We are all entitled to our feelings. Let us have our moments.
Most times, I enjoy walking my students through online materials. The variety is endless and you can always find interesting discussion questions which make you raise your eyebrow.
Scrolling down the page, we came across an exercise which asks the student to differentiate the positive and negative vocabulary…
It is perhaps not so surprising that they forgot to add a neutral option.
Despite it being a mere English learning exercise, I could not help but wonder if the author genuinely views these emotions the way the answer sheet suggests.
I could not help myself but look up the definition on Google.
Negative: not desirable or optimistic.
Arm feeling the weight of the phone, I resolved in setting it on the bedside table. Arguments become a different type of ball game when you are in a long-distance relationship.
Staring into his expressionless face, I began…
Me: Why are you being like this?
He: I don’t know. Maybe it has something to do with what you told me the other day. *tone cold*
Me: Okay, so you don’t want me to be completely honest? *irritated*
He: I didn’t say that.
Me: What do you want me to do then? *defeated*
He: Just let me be.
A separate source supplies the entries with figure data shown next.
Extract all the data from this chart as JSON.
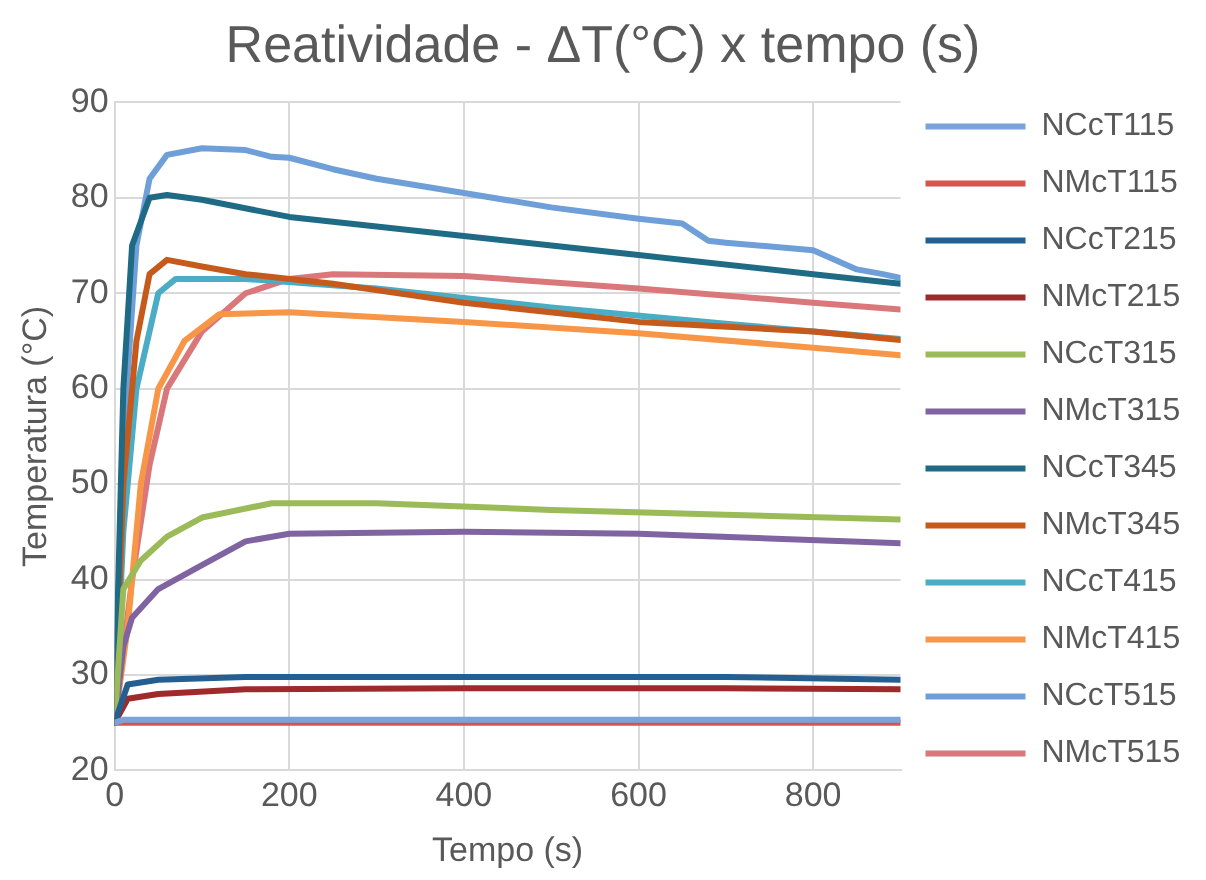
{
  "chart_data": {
    "type": "line",
    "title": "Reatividade - ΔT(°C) x tempo (s)",
    "xlabel": "Tempo (s)",
    "ylabel": "Temperatura (°C)",
    "xlim": [
      0,
      900
    ],
    "xticks": [
      0,
      200,
      400,
      600,
      800
    ],
    "ylim": [
      20,
      90
    ],
    "yticks": [
      20,
      30,
      40,
      50,
      60,
      70,
      80,
      90
    ],
    "grid": true,
    "legend": "right",
    "marker": "none",
    "series": [
      {
        "name": "NCcT115",
        "color": "#7ba3d9",
        "x": [
          0,
          10,
          100,
          900
        ],
        "values": [
          25,
          25.3,
          25.3,
          25.3
        ]
      },
      {
        "name": "NMcT115",
        "color": "#d9534f",
        "x": [
          0,
          100,
          900
        ],
        "values": [
          25,
          25,
          25
        ]
      },
      {
        "name": "NCcT215",
        "color": "#255e91",
        "x": [
          0,
          15,
          50,
          150,
          400,
          700,
          900
        ],
        "values": [
          25,
          29,
          29.5,
          29.8,
          29.8,
          29.8,
          29.5
        ]
      },
      {
        "name": "NMcT215",
        "color": "#9e2a2b",
        "x": [
          0,
          15,
          50,
          150,
          400,
          700,
          900
        ],
        "values": [
          25,
          27.5,
          28,
          28.5,
          28.6,
          28.6,
          28.5
        ]
      },
      {
        "name": "NCcT315",
        "color": "#9bbb59",
        "x": [
          0,
          10,
          30,
          60,
          100,
          180,
          300,
          500,
          700,
          900
        ],
        "values": [
          25,
          39,
          42,
          44.5,
          46.5,
          48,
          48,
          47.3,
          46.8,
          46.3
        ]
      },
      {
        "name": "NMcT315",
        "color": "#8064a2",
        "x": [
          0,
          10,
          20,
          50,
          100,
          150,
          200,
          400,
          600,
          900
        ],
        "values": [
          25,
          33,
          36,
          39,
          41.5,
          44,
          44.8,
          45,
          44.8,
          43.8
        ]
      },
      {
        "name": "NCcT345",
        "color": "#1f6b86",
        "x": [
          0,
          10,
          20,
          40,
          60,
          100,
          200,
          400,
          600,
          800,
          900
        ],
        "values": [
          25,
          60,
          75,
          80,
          80.3,
          79.8,
          78,
          76,
          74,
          72,
          71
        ]
      },
      {
        "name": "NMcT345",
        "color": "#c65a1c",
        "x": [
          0,
          10,
          25,
          40,
          60,
          100,
          150,
          250,
          400,
          600,
          800,
          900
        ],
        "values": [
          25,
          50,
          65,
          72,
          73.5,
          72.8,
          72,
          71,
          69,
          67,
          66,
          65.1
        ]
      },
      {
        "name": "NCcT415",
        "color": "#4bacc6",
        "x": [
          0,
          10,
          25,
          50,
          70,
          150,
          300,
          500,
          700,
          900
        ],
        "values": [
          25,
          45,
          60,
          70,
          71.5,
          71.5,
          70.5,
          68.5,
          66.8,
          65.2
        ]
      },
      {
        "name": "NMcT415",
        "color": "#f79646",
        "x": [
          0,
          15,
          30,
          50,
          80,
          120,
          200,
          400,
          600,
          800,
          900
        ],
        "values": [
          25,
          35,
          50,
          60,
          65,
          67.8,
          68,
          67,
          65.8,
          64.3,
          63.5
        ]
      },
      {
        "name": "NCcT515",
        "color": "#6f9fd8",
        "x": [
          0,
          10,
          25,
          40,
          60,
          100,
          150,
          180,
          200,
          250,
          300,
          400,
          500,
          600,
          650,
          680,
          700,
          800,
          850,
          880,
          900
        ],
        "values": [
          25,
          55,
          75,
          82,
          84.5,
          85.2,
          85,
          84.3,
          84.2,
          83,
          82,
          80.5,
          79,
          77.8,
          77.3,
          75.5,
          75.3,
          74.5,
          72.5,
          72,
          71.6
        ]
      },
      {
        "name": "NMcT515",
        "color": "#d9777a",
        "x": [
          0,
          20,
          40,
          60,
          100,
          150,
          200,
          250,
          400,
          600,
          800,
          900
        ],
        "values": [
          25,
          40,
          52,
          60,
          66,
          70,
          71.5,
          72,
          71.8,
          70.5,
          69,
          68.3
        ]
      }
    ]
  }
}
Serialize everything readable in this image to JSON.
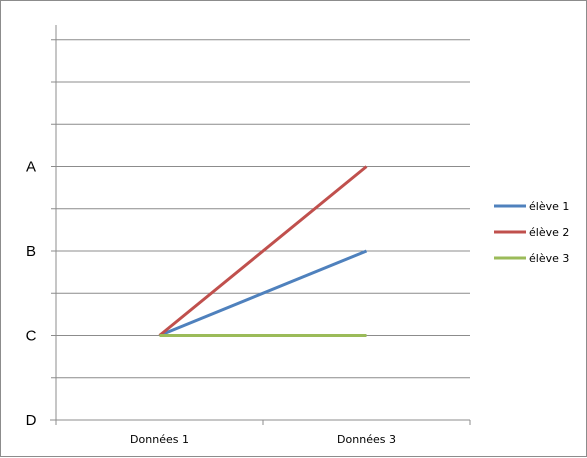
{
  "chart_data": {
    "type": "line",
    "categories": [
      "Données 1",
      "Données 3"
    ],
    "y_levels": [
      "D",
      "C",
      "B",
      "A"
    ],
    "ylim": [
      0,
      4
    ],
    "grid": true,
    "legend_position": "right",
    "series": [
      {
        "name": "élève 1",
        "values": [
          1,
          2
        ],
        "color": "#4f81bd"
      },
      {
        "name": "élève 2",
        "values": [
          1,
          3
        ],
        "color": "#c0504d"
      },
      {
        "name": "élève 3",
        "values": [
          1,
          1
        ],
        "color": "#9bbb59"
      }
    ]
  }
}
Don’t try to kill my emotions. Am I not allowed to be angry? *voice gentle*
Me: Well, you can, but at least let me know why and I can do something about it.
He: And this is how I let you know. Me being like this. Let me express my feelings. I don’t have to be okay. *definitely*
Never learned to respond to “negative” emotions, I just wanted them to go away as if they have never existed.
Do we also apply the same treatment to our own “not desirable” feelings?